Assim como ocorre com Chávez, na Venezuela, Aristide sofreu na mão da mídia local e não teve apoio americano. A elite haitiana, incluindo a mídia e setores do comércio e indústria, provocaram a desestabilização do país, com conflitos entre governistas e oposicionistas, como os que se vêem agora nas ruas de Caracas. O resultado foi a convulsão total e a saída, até agora mal explicada, de Aristide do poder. O presidente haitiano, em sua primeira entrevista após a saída, disse ter sido vítima de um golpe de Estado por pressão dos EUA e que os soldados americanos o teriam forçado a entrar no avião que o levou para a República Centro-Africana. Os EUA negam, mas se achavam que fariam intervenção rápida no Haiti já estão enfrentando problemas com o líder rebelde Guy Philippe, que não está disposto a entregar as armas. Enfim, mais um golpe na triste história do primeiro país da América Latina a declarar sua independência.
Se no Haiti a história era pouco conhecida, na Venezuela conhecemos mais o enredo. O caos em que se encontra o país é gerado pelas mesmas forças conservadoras que atuaram no Haiti e a mídia continua alimentando a instabilidade, apesar da lição histórica que sofreu na primeira tentativa de golpe contra Chávez. Agora, com a Justiça Eleitoral não reconhecendo a legitimidade das assinaturas para a convocação de um referendo sobre a permanência de Chávez no poder, a situação tende a se agravar. Chávez tem o apoio das Forças Armadas e dos setores mais populares. Os oposicionistas têm a mídia, a classe média e o apoio americano.

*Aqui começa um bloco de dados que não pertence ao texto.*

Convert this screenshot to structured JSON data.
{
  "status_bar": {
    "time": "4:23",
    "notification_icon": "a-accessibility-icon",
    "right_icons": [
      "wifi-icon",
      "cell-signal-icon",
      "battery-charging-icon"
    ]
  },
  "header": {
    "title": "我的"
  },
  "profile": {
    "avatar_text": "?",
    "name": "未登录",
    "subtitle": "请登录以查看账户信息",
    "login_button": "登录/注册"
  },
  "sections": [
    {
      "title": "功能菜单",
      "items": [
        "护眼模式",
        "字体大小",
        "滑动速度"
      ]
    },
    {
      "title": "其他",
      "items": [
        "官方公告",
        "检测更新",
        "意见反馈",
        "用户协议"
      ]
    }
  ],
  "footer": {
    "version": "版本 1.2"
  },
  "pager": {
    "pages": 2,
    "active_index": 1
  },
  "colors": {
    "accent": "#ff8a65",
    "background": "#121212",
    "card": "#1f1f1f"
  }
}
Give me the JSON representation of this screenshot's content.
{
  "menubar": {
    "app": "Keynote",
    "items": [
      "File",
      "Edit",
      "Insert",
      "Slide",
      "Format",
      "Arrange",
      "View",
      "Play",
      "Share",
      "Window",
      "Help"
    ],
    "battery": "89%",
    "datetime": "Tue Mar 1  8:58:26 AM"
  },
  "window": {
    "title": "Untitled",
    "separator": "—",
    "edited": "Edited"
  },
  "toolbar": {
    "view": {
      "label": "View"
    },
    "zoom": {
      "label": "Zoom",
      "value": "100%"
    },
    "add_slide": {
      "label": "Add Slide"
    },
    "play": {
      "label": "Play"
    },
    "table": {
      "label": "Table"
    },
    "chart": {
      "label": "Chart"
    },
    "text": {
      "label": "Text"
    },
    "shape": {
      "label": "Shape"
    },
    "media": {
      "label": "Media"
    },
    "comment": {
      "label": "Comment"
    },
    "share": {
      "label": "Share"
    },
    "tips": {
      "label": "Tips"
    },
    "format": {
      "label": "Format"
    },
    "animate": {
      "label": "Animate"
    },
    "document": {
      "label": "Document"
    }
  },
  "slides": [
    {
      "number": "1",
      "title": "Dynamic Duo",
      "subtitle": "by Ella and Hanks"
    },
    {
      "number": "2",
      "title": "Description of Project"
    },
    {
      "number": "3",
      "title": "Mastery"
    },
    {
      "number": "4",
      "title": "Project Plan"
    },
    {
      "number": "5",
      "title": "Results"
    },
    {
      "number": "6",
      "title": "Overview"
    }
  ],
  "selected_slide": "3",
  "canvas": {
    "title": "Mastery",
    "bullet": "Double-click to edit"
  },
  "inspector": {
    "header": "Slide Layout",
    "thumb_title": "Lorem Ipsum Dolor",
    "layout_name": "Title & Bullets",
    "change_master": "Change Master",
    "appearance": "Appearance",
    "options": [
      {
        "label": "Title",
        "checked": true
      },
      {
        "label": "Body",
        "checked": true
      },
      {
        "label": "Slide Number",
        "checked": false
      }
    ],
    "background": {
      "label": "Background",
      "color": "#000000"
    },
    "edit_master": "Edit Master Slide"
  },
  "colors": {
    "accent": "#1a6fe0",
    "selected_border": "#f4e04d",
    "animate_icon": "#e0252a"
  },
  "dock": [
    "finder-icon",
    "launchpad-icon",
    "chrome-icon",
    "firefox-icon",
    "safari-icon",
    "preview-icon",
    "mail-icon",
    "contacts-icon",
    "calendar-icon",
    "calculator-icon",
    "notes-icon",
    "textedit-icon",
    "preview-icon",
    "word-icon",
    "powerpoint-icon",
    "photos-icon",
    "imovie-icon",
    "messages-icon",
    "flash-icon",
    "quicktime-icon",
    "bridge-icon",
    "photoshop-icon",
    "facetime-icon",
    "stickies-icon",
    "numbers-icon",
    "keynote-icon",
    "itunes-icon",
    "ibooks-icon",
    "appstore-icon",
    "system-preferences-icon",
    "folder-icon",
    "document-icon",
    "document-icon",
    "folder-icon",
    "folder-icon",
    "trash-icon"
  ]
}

O país está dividido e, mais do que nunca, se justificava a presença de jornalistas brasileiros lá para transmitir toda a complexidade do conflito.
Na leitura dos jornais brasileiros sobre os dois países, Chávez e Aristide aparecem como vilões. Para uma opinião pública mal informada, como a brasileira e a americana, o que a mídia diz acaba como verdade. Seria como se Lula, caso tivesse um governo mais de enfrentamento, passasse a ser apresentado como uma esperança popular que virou corrupto. A comprovação seria a cobrança de propinas a um bicheiro feita por um integrante do palácio do Planalto, ligado à Casa Civil, onde está o mais importante e influente ministro do governo petista. Simples, no mamita?’